Since it would be a principle module, I just want to discuss the current design/implementation ASAP to avoid improper design and find some better ideas to proceed.
Logical Plan
A Logical Plan is a DAG (Directed Acyclic Graph) of Params.
The Param
defines necessary parameters for query execution. The parameters are well prepared during the logical plan composing in order to reduce extra cost while executing physical plan.
Plot
the logical plan can be plotted as Dot graph. For example,
digraph {
n2[label="ChunkIDsFetch{metadata={group=skywalking,name=trace},projection=[TraceID startTime]}"];
n1[label="ChunkIDsMerge{}"];
n7[label="IndexScan{begin=1623203253604099000,end=1623214053604099000,KeyName=duration,conditions=[<=1000],metadata={group=skywalking,name=trace}}"];
n4[label="Pagination{Offset=0,Limit=0}"];
n5[label="Root{}"];
n3[label="SortMerge{fieldName=startTime,sort=DESC}"];
n6[label="TraceIDFetch{TraceID=aaaaaaaa,metadata={group=skywalking,name=trace},projection=[TraceID startTime]}"];
n2->n3;
n1->n2;
n7->n1;
n5->n6;
n5->n7;
n3->n4;
n6->n3;
}
We can leverage the online toolkit to visualize the logical plan,
Physical Plan
A Physical Plan contains the logical plan and the Transform
(s) corresponding to each logical.Op
.
While the plan is triggered to run, a reversed topology-sorted slices (Future
as items) will be generated from the logical plan.
Tasks
- [x] client utils for building
EntityCriteria
- [x] logical plan: Ops such as Sort, OffsetAndLimit, ChunkIDMerge, TableScan and IndexScan
- [x] physical plan: topology sort,
Transform
- [ ] complete API to connect with
Liaison
(Add handlers) (Maybe next PR)
To be discussed
Index selection and optimization stage
For now, I only use single-value indexes.
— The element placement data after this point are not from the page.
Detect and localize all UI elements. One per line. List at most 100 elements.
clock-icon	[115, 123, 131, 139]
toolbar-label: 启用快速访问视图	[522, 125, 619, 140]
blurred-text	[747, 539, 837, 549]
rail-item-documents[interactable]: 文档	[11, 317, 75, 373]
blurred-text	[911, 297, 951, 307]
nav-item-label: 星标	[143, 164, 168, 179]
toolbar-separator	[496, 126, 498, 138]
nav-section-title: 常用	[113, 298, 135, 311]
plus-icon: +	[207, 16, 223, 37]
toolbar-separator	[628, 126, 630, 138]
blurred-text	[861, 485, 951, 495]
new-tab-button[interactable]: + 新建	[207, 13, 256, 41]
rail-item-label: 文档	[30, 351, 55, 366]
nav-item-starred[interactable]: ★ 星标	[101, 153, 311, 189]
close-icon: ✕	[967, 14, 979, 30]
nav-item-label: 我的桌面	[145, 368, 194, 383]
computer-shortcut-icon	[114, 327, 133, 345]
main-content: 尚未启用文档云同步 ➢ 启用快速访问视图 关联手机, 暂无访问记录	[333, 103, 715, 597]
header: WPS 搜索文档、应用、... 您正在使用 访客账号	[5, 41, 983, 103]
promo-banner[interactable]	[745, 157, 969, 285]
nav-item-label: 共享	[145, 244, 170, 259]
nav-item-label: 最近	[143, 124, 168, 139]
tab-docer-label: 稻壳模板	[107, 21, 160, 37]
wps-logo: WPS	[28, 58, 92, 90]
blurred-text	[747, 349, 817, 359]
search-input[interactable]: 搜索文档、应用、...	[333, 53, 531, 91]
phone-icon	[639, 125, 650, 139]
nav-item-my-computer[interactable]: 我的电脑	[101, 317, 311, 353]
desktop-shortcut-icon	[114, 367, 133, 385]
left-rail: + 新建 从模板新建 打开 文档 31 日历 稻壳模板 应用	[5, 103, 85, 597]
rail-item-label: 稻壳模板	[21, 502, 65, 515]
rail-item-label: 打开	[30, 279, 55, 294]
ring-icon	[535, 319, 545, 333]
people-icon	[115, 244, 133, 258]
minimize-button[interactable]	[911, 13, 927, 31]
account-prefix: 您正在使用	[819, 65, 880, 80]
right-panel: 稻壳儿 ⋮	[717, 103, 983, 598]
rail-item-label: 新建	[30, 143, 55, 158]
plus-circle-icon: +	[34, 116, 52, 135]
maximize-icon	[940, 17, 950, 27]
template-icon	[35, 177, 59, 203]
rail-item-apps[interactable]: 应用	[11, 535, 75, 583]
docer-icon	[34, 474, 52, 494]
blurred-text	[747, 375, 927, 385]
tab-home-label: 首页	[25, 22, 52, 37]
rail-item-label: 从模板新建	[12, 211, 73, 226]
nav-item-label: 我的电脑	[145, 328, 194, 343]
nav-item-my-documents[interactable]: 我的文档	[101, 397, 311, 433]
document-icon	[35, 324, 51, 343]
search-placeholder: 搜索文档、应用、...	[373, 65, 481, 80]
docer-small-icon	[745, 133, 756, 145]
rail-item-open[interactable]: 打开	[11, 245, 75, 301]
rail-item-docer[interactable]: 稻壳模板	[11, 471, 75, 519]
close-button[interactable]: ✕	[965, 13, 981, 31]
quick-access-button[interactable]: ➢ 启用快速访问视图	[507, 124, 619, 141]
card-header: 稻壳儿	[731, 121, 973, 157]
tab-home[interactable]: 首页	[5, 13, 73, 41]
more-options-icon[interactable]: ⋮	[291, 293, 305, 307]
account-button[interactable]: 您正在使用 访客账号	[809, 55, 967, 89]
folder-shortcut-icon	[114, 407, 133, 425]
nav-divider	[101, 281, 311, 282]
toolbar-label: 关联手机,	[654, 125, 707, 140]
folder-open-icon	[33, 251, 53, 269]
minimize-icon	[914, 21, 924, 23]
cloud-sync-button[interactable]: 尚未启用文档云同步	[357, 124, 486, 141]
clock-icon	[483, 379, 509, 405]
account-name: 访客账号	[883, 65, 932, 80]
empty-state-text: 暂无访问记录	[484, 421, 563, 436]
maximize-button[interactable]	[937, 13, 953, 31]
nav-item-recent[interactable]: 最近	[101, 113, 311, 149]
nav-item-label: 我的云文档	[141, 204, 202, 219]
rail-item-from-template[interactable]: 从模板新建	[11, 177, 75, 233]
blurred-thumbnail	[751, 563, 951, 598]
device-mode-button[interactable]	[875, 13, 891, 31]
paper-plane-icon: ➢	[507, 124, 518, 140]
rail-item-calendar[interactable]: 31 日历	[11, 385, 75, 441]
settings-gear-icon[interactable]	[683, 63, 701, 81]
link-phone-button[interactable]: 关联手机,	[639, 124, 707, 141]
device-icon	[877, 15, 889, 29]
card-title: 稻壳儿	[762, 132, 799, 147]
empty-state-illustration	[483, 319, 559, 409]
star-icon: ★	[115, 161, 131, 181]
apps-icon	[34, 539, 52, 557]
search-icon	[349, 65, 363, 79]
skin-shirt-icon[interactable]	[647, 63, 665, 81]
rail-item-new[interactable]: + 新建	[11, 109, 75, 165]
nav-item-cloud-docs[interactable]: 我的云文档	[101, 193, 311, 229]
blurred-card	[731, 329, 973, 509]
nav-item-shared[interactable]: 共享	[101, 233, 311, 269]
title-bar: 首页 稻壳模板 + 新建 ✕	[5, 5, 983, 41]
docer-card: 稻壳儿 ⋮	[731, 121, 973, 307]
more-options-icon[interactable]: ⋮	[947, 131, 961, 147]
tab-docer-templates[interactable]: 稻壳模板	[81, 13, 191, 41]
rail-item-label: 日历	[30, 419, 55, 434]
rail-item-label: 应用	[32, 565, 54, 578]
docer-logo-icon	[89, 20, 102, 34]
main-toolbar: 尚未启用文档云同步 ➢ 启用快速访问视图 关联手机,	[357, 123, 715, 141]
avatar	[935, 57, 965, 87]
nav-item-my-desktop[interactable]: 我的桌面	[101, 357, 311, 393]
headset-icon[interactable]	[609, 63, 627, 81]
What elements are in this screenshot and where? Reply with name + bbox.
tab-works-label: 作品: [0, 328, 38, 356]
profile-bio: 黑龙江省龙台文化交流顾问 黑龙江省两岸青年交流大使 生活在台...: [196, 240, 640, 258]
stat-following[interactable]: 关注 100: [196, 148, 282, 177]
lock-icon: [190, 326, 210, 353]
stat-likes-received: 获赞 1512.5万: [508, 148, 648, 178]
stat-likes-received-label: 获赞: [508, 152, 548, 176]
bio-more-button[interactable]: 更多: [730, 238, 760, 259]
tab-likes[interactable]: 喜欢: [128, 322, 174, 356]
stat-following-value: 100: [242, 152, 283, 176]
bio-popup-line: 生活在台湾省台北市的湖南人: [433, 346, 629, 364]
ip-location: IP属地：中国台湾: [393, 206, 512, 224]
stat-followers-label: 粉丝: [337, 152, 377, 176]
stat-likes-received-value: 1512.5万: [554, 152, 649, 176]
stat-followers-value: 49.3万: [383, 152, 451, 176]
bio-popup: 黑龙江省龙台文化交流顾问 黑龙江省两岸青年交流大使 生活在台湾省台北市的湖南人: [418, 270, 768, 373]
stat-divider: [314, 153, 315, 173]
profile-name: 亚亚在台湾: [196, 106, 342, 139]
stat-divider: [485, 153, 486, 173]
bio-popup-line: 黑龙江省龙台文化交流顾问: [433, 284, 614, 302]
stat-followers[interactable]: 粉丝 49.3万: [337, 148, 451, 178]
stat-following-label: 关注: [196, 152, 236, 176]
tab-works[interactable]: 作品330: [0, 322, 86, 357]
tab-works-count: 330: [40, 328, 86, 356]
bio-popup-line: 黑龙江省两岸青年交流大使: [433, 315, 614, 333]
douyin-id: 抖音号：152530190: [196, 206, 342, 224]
But in the current implementation, we may be able to improve index selection during the process of generating Logical Plan.
Any better idea? Since for the traditional databases, normally they have optimization stages (usually after generating hierarchical logical plan?) for indexes selection. How can we fit this optimization stage in our implementations?
Sort and field orderliness
I believe we have to impose stronger preconditions to sort-field since it is not possible to sort on a sparse field.
And Sort requires the Field to be arranged in a strict order, i.e. we have to use fieldIndex
number to access the field that is needed to be sorted quickly. Otherwise, it may cost much resources to find the specific field every time.